AM: Il mio giudizio è un po’ meno positivo di quello di Luca: I/O mi sembra forse il primo disco in cui Gabriel ricicla in maniera evidente ciò che ha fatto in passato senza introdurre grandi novità o brani dirompenti (come Signal to Noise o Darkness in UP). Mi affascinano i suoni, costruiti strato per strato con la solita, certosina minuzia e alcuni testi, nel loro riflettere con dolente serenità sul trascorrere del tempo, sulla vecchiaia e sulla morte, oltre che per certi, familiari slanci utopici e certe visioni futuristiche. Meno la qualità melodica delle canzoni, a parte certi picchi come Four Kinds of Horses, Love Can Heal o And Still. A questo punto della carriera, lo considero comunque un lavoro dignitoso.
Dopo una carriera così densa e piena di risvolti, è arrivato per lui il momento del pensionamento o pensate abbia ancora qualche obiettivo da raggiungere?

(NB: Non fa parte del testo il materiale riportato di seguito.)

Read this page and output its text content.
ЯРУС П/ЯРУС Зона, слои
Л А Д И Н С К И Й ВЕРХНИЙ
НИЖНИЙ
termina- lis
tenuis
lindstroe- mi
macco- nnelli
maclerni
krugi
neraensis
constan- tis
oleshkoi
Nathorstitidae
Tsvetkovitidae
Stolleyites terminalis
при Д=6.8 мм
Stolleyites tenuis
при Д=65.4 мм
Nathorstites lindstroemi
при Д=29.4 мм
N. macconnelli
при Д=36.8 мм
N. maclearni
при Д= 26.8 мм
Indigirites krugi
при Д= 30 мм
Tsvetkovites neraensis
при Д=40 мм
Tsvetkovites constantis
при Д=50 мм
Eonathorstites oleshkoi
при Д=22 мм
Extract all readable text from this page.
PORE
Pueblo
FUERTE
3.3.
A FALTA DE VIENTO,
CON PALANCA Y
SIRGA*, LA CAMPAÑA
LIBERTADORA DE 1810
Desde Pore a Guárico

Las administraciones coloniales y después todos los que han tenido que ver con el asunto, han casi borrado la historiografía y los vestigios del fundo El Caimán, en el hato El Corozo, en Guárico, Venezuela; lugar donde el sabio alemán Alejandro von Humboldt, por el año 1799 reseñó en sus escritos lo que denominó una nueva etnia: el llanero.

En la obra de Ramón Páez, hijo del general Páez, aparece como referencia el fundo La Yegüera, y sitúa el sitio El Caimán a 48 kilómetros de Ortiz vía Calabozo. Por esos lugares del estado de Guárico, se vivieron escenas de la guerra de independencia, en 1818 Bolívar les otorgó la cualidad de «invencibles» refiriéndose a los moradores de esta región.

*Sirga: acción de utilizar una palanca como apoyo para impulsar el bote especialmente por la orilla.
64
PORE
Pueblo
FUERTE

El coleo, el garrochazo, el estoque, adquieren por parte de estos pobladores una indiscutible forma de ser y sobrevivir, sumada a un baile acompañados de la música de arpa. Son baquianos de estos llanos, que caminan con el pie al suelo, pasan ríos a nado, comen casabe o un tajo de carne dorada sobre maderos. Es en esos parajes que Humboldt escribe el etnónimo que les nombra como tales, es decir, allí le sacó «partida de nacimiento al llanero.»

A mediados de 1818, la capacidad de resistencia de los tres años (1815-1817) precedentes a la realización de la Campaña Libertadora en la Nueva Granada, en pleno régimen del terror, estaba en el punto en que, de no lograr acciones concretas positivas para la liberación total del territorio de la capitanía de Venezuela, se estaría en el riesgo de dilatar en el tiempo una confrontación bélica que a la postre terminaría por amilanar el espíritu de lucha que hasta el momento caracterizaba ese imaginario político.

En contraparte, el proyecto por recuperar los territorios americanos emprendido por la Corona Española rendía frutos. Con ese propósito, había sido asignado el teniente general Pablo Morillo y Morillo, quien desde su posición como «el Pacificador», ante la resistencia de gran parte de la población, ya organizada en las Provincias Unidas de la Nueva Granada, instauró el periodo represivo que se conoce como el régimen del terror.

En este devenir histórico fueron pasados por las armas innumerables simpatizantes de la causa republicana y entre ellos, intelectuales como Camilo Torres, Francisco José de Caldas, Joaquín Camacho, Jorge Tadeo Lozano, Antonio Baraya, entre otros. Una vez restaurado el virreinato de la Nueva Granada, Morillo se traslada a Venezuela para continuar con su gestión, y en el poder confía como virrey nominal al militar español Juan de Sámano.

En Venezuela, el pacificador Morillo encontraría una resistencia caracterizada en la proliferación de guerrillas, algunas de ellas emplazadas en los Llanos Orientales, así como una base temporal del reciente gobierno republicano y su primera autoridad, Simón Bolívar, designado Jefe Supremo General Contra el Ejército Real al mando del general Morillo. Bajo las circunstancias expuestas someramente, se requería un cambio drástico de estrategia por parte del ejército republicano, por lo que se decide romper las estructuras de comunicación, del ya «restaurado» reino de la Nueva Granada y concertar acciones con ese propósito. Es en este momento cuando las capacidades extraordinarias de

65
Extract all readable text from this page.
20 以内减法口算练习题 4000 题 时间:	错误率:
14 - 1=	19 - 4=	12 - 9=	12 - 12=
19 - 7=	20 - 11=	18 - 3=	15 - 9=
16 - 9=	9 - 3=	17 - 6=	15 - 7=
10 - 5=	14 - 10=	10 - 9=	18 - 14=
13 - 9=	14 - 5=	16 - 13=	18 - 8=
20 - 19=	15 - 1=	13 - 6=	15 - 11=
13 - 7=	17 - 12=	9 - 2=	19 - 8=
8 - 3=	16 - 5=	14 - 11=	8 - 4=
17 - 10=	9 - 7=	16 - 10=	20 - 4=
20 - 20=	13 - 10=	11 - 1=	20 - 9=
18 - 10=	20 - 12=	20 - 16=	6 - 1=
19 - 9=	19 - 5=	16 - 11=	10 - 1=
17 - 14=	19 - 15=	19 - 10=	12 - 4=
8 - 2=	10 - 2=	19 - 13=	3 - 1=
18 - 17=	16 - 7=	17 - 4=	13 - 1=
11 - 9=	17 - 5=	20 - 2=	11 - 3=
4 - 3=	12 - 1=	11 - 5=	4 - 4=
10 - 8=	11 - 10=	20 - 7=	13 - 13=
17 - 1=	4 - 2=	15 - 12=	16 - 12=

LP: Secondo me con I/O ci ha preso gusto. Io vedo all’orizzonte un Gabriel ancora attivo. Che sia attraverso un nuovo album, altri live o l’apertura dei suoi archivi, ho la sensazione che Peter voglia fare ancora molto. È vero, la sua concezione del tempo è molto dilatata rispetto a quanto la società odierna propone, ma io credo che abbia ragione lui.
AM: Non so rispondere. Stando a quanto trapela dalle sue comunicazioni ufficiali e via social, in effetti, Gabriel sembra desideroso di continuare a essere un musicista. Sta per compiere 74 anni, ma gli esempi di artisti più vecchi di lui che anche nell’ultima fase della carriera – da Bob Dylan e Leonard Cohen, per citarne due – sono stati in grado di scrivere pagine importanti della loro storia dimostra che nulla è precluso. Mi auguro valga anche per Peter ma se così non dovesse essere il suo resterà un lascito artistico ricco e di altissimo livello.